Dalla cerimonia del ceppo ai grandi pani
Sono i “grandi pani” ad aver dato origine al panettone, secondo quanto racconta Verri nelle sue ricostruzioni delle vite degli Sforza.
Di questa testimonianza si trova traccia anche durante il 1400 tra le varie testimonianze storiche pervenute sino a noi.
Difatti sembra che i forni avevano il permesso di cucinare pane di frumento, prezioso e costoso, solamente durante la notte di Natale.
Questo avveniva perché le Corporazioni avevano stabilito che la tradizionale suddivisione del pane per ricchi (pane bianco) e per poveri (pane di miglio e pan de mej) doveva essere interrotta durante il Natale.
Come simbolo di uguaglianza e carità, quindi, ricchi e poveri avrebbero dovuto consumare lo stesso pane che si chiamava Pan de Sciori o Pan de Ton e il cui impasto prevedeva zucchero, burro e zibibbo.
Da Pan de Toni a Panaton: la tradizione di San Biagio
Il nome ufficiale, tuttavia, risale all’inizio del 1600, quando nel primo dizionario milanese fu riportato il lemma “Panaton” che significava “Grande pane natalizio”.

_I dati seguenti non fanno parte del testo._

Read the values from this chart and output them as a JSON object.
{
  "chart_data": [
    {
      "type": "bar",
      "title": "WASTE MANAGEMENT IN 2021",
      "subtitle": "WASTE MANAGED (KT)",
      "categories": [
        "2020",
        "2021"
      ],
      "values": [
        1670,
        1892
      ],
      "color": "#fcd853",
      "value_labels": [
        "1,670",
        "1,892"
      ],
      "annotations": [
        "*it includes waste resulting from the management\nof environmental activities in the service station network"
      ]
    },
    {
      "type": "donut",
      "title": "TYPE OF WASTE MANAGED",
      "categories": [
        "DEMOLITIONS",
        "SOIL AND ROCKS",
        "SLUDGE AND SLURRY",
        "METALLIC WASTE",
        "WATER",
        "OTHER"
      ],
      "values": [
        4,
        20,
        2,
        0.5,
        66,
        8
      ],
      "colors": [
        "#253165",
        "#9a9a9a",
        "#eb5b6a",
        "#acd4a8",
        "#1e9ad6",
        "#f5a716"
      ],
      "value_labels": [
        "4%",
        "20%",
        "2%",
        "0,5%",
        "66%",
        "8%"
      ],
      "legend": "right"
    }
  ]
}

Il vocabolario riporta lo stesso termine impiegato due secoli dopo come dolce a base di zucchero, burro e uvetta”.
La tradizione vuole che il Panaton fosse mangiato anche in occasione delle celebrazioni di San Biagio, il 3 febbraio.

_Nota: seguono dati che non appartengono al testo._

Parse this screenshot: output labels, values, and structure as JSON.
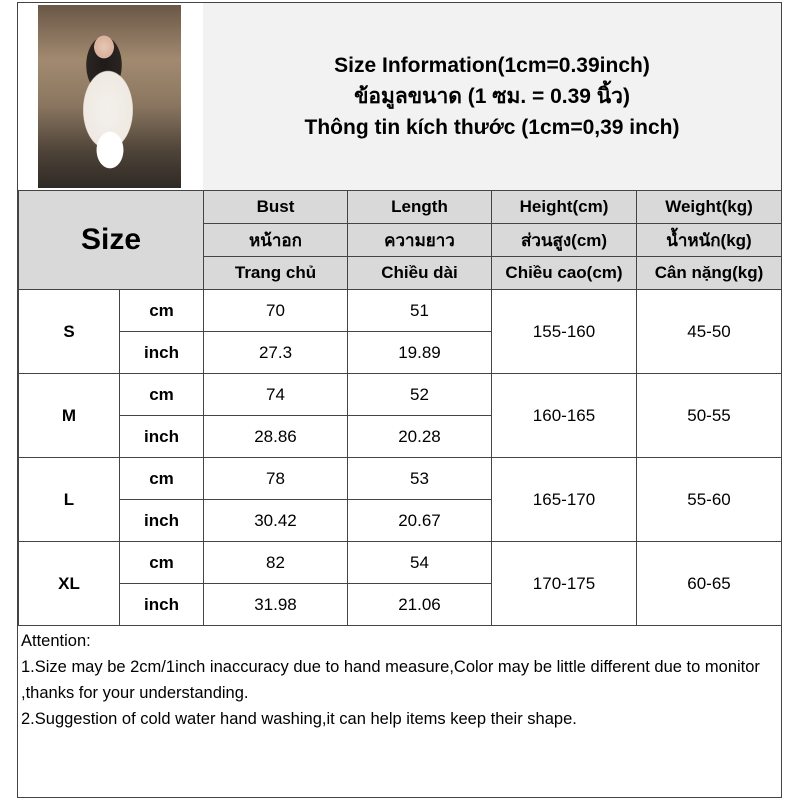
{
  "title_lines": [
    "Size Information(1cm=0.39inch)",
    "ข้อมูลขนาด (1 ซม. = 0.39 นิ้ว)",
    "Thông tin kích thước (1cm=0,39 inch)"
  ],
  "header": {
    "size_label": "Size",
    "columns": [
      {
        "en": "Bust",
        "th": "หน้าอก",
        "vi": "Trang chủ"
      },
      {
        "en": "Length",
        "th": "ความยาว",
        "vi": "Chiều dài"
      },
      {
        "en": "Height(cm)",
        "th": "ส่วนสูง(cm)",
        "vi": "Chiều cao(cm)"
      },
      {
        "en": "Weight(kg)",
        "th": "น้ำหนัก(kg)",
        "vi": "Cân nặng(kg)"
      }
    ]
  },
  "units": {
    "cm": "cm",
    "inch": "inch"
  },
  "rows": [
    {
      "size": "S",
      "bust_cm": "70",
      "length_cm": "51",
      "bust_in": "27.3",
      "length_in": "19.89",
      "height": "155-160",
      "weight": "45-50"
    },
    {
      "size": "M",
      "bust_cm": "74",
      "length_cm": "52",
      "bust_in": "28.86",
      "length_in": "20.28",
      "height": "160-165",
      "weight": "50-55"
    },
    {
      "size": "L",
      "bust_cm": "78",
      "length_cm": "53",
      "bust_in": "30.42",
      "length_in": "20.67",
      "height": "165-170",
      "weight": "55-60"
    },
    {
      "size": "XL",
      "bust_cm": "82",
      "length_cm": "54",
      "bust_in": "31.98",
      "length_in": "21.06",
      "height": "170-175",
      "weight": "60-65"
    }
  ],
  "notes": {
    "heading": "Attention:",
    "items": [
      "1.Size may be 2cm/1inch inaccuracy due to hand measure,Color may be little different due to monitor ,thanks for your understanding.",
      "2.Suggestion of cold water hand washing,it can help items keep their shape."
    ]
  }
}
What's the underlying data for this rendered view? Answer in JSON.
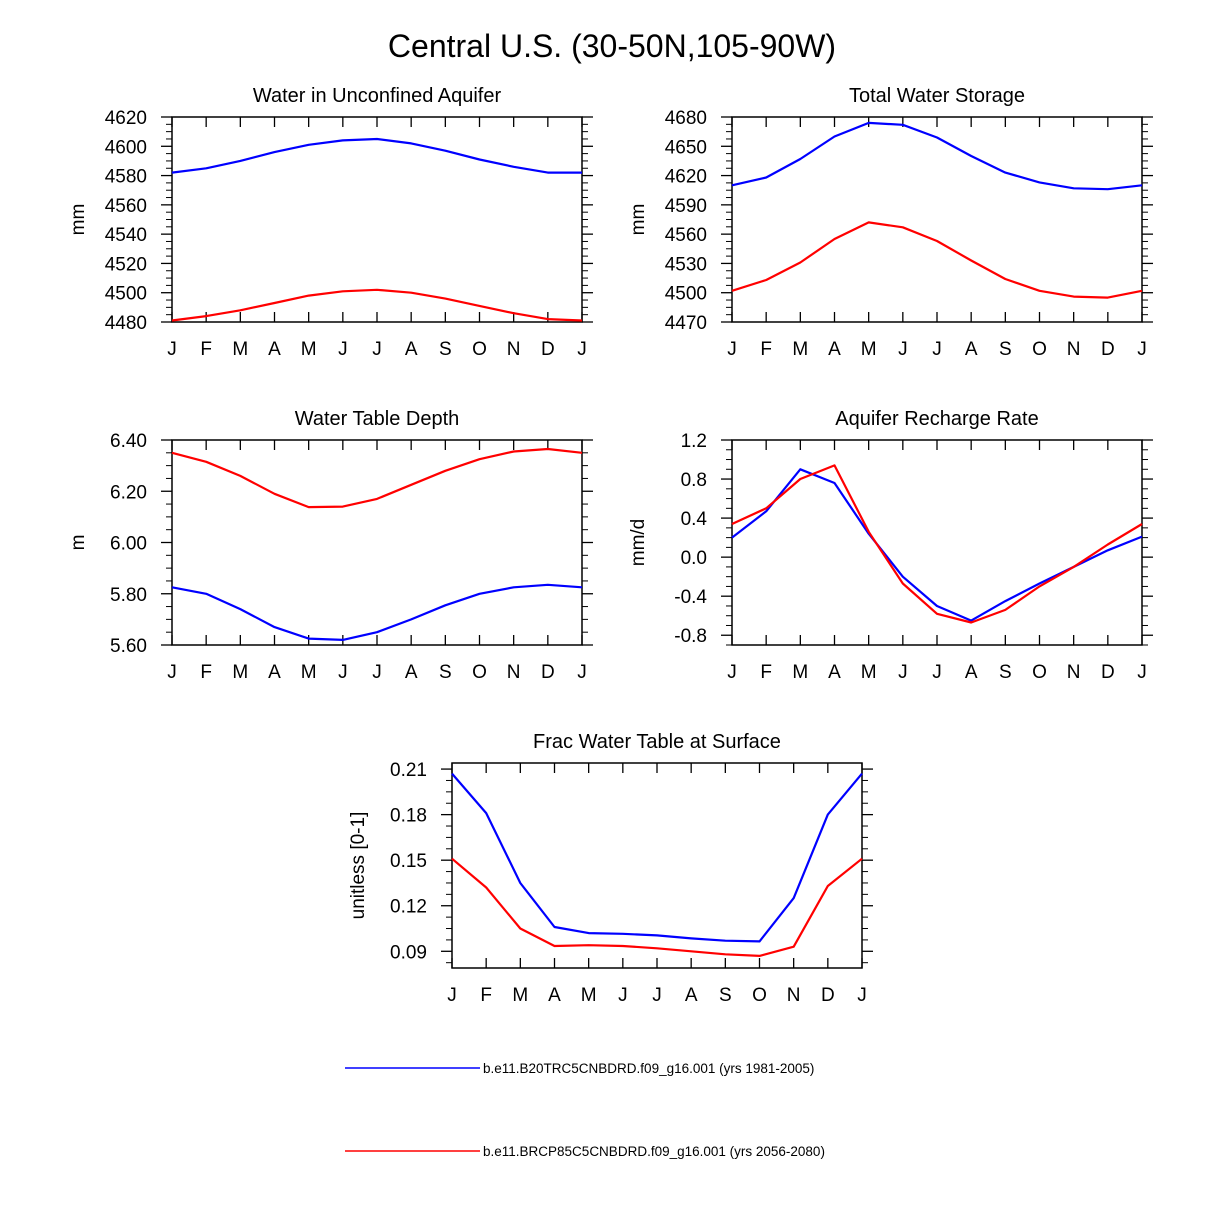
{
  "figure": {
    "title": "Central U.S. (30-50N,105-90W)"
  },
  "chart_data": [
    {
      "type": "line",
      "title": "Water in Unconfined Aquifer",
      "xlabel": "",
      "ylabel": "mm",
      "categories": [
        "J",
        "F",
        "M",
        "A",
        "M",
        "J",
        "J",
        "A",
        "S",
        "O",
        "N",
        "D",
        "J"
      ],
      "yticks": [
        "4480",
        "4500",
        "4520",
        "4540",
        "4560",
        "4580",
        "4600",
        "4620"
      ],
      "ylim": [
        4480,
        4620
      ],
      "series": [
        {
          "name": "b.e11.B20TRC5CNBDRD.f09_g16.001 (yrs 1981-2005)",
          "color": "#0000ff",
          "values": [
            4582,
            4585,
            4590,
            4596,
            4601,
            4604,
            4605,
            4602,
            4597,
            4591,
            4586,
            4582,
            4582
          ]
        },
        {
          "name": "b.e11.BRCP85C5CNBDRD.f09_g16.001 (yrs 2056-2080)",
          "color": "#ff0000",
          "values": [
            4481,
            4484,
            4488,
            4493,
            4498,
            4501,
            4502,
            4500,
            4496,
            4491,
            4486,
            4482,
            4481
          ]
        }
      ]
    },
    {
      "type": "line",
      "title": "Total Water Storage",
      "xlabel": "",
      "ylabel": "mm",
      "categories": [
        "J",
        "F",
        "M",
        "A",
        "M",
        "J",
        "J",
        "A",
        "S",
        "O",
        "N",
        "D",
        "J"
      ],
      "yticks": [
        "4470",
        "4500",
        "4530",
        "4560",
        "4590",
        "4620",
        "4650",
        "4680"
      ],
      "ylim": [
        4470,
        4680
      ],
      "series": [
        {
          "name": "b.e11.B20TRC5CNBDRD.f09_g16.001 (yrs 1981-2005)",
          "color": "#0000ff",
          "values": [
            4610,
            4618,
            4637,
            4660,
            4674,
            4672,
            4659,
            4640,
            4623,
            4613,
            4607,
            4606,
            4610
          ]
        },
        {
          "name": "b.e11.BRCP85C5CNBDRD.f09_g16.001 (yrs 2056-2080)",
          "color": "#ff0000",
          "values": [
            4502,
            4513,
            4531,
            4555,
            4572,
            4567,
            4553,
            4533,
            4514,
            4502,
            4496,
            4495,
            4502
          ]
        }
      ]
    },
    {
      "type": "line",
      "title": "Water Table Depth",
      "xlabel": "",
      "ylabel": "m",
      "categories": [
        "J",
        "F",
        "M",
        "A",
        "M",
        "J",
        "J",
        "A",
        "S",
        "O",
        "N",
        "D",
        "J"
      ],
      "yticks": [
        "5.60",
        "5.80",
        "6.00",
        "6.20",
        "6.40"
      ],
      "ylim": [
        5.6,
        6.4
      ],
      "series": [
        {
          "name": "b.e11.B20TRC5CNBDRD.f09_g16.001 (yrs 1981-2005)",
          "color": "#0000ff",
          "values": [
            5.825,
            5.8,
            5.74,
            5.67,
            5.625,
            5.62,
            5.65,
            5.7,
            5.755,
            5.8,
            5.825,
            5.835,
            5.825
          ]
        },
        {
          "name": "b.e11.BRCP85C5CNBDRD.f09_g16.001 (yrs 2056-2080)",
          "color": "#ff0000",
          "values": [
            6.35,
            6.315,
            6.26,
            6.19,
            6.138,
            6.14,
            6.17,
            6.225,
            6.28,
            6.325,
            6.355,
            6.365,
            6.35
          ]
        }
      ]
    },
    {
      "type": "line",
      "title": "Aquifer Recharge Rate",
      "xlabel": "",
      "ylabel": "mm/d",
      "categories": [
        "J",
        "F",
        "M",
        "A",
        "M",
        "J",
        "J",
        "A",
        "S",
        "O",
        "N",
        "D",
        "J"
      ],
      "yticks": [
        "-0.8",
        "-0.4",
        "0.0",
        "0.4",
        "0.8",
        "1.2"
      ],
      "ylim": [
        -0.9,
        1.2
      ],
      "series": [
        {
          "name": "b.e11.B20TRC5CNBDRD.f09_g16.001 (yrs 1981-2005)",
          "color": "#0000ff",
          "values": [
            0.2,
            0.47,
            0.9,
            0.76,
            0.24,
            -0.2,
            -0.5,
            -0.65,
            -0.45,
            -0.27,
            -0.1,
            0.07,
            0.21
          ]
        },
        {
          "name": "b.e11.BRCP85C5CNBDRD.f09_g16.001 (yrs 2056-2080)",
          "color": "#ff0000",
          "values": [
            0.34,
            0.5,
            0.8,
            0.94,
            0.26,
            -0.27,
            -0.58,
            -0.67,
            -0.54,
            -0.3,
            -0.1,
            0.13,
            0.34
          ]
        }
      ]
    },
    {
      "type": "line",
      "title": "Frac Water Table at Surface",
      "xlabel": "",
      "ylabel": "unitless [0-1]",
      "categories": [
        "J",
        "F",
        "M",
        "A",
        "M",
        "J",
        "J",
        "A",
        "S",
        "O",
        "N",
        "D",
        "J"
      ],
      "yticks": [
        "0.09",
        "0.12",
        "0.15",
        "0.18",
        "0.21"
      ],
      "ylim": [
        0.079,
        0.214
      ],
      "series": [
        {
          "name": "b.e11.B20TRC5CNBDRD.f09_g16.001 (yrs 1981-2005)",
          "color": "#0000ff",
          "values": [
            0.207,
            0.181,
            0.135,
            0.106,
            0.102,
            0.1015,
            0.1005,
            0.0985,
            0.097,
            0.0965,
            0.125,
            0.18,
            0.207
          ]
        },
        {
          "name": "b.e11.BRCP85C5CNBDRD.f09_g16.001 (yrs 2056-2080)",
          "color": "#ff0000",
          "values": [
            0.151,
            0.132,
            0.105,
            0.0935,
            0.094,
            0.0935,
            0.092,
            0.09,
            0.088,
            0.087,
            0.093,
            0.133,
            0.151
          ]
        }
      ]
    }
  ],
  "legend": {
    "entries": [
      {
        "label": "b.e11.B20TRC5CNBDRD.f09_g16.001 (yrs 1981-2005)",
        "color": "#0000ff"
      },
      {
        "label": "b.e11.BRCP85C5CNBDRD.f09_g16.001 (yrs 2056-2080)",
        "color": "#ff0000"
      }
    ]
  }
}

Tale tradizione resta viva ancora oggi per cui le famiglie dovrebbero conservare il panettone fino a tale giorno, per mangiare l’ultima fetta dell’anno.
La tradizione deriva dalla leggenda secondo cui San Biagio, medico e vescovo del 1200, salvò un bambino che stava soffocando per aver ingerito una lisca di pesce facendogli mangiare un pezzetto di morbido pane.
Ancora oggi si mangia il panettone nel giorno di San Biagio come buon auspicio, per preservare la gola dai malanni.
Teoricamente si dovrebbe mangiare il panettone avanzato dalle feste ma questo non si verifica quasi mai perché le persone hanno preso l’abitudine di acquistare a prezzi ribassati le rimanenze di magazzino, ovvero i panettoni invenduti durante le feste.
Potrebbe interessarti: Fiasconaro: la storia della pasticceria siciliana che ha conquistato il mondo
Il panettone dalla tradizione a oggi
Gli esperti di storia lombarda perdoneranno la nostra drastica sintesi di una tradizione che abbraccia almeno quattro secoli e che, per esigenze di spazio, abbiamo raccontato ripercorrendo i punti salienti.
Nonostante questo i fatti che ti abbiamo narrato sono la dimostrazione che, nel nostro Paese, nulla si crea in cucina perché le nostre ricette sono il frutto di storie e tradizioni secolari che restano conservate nel tempo.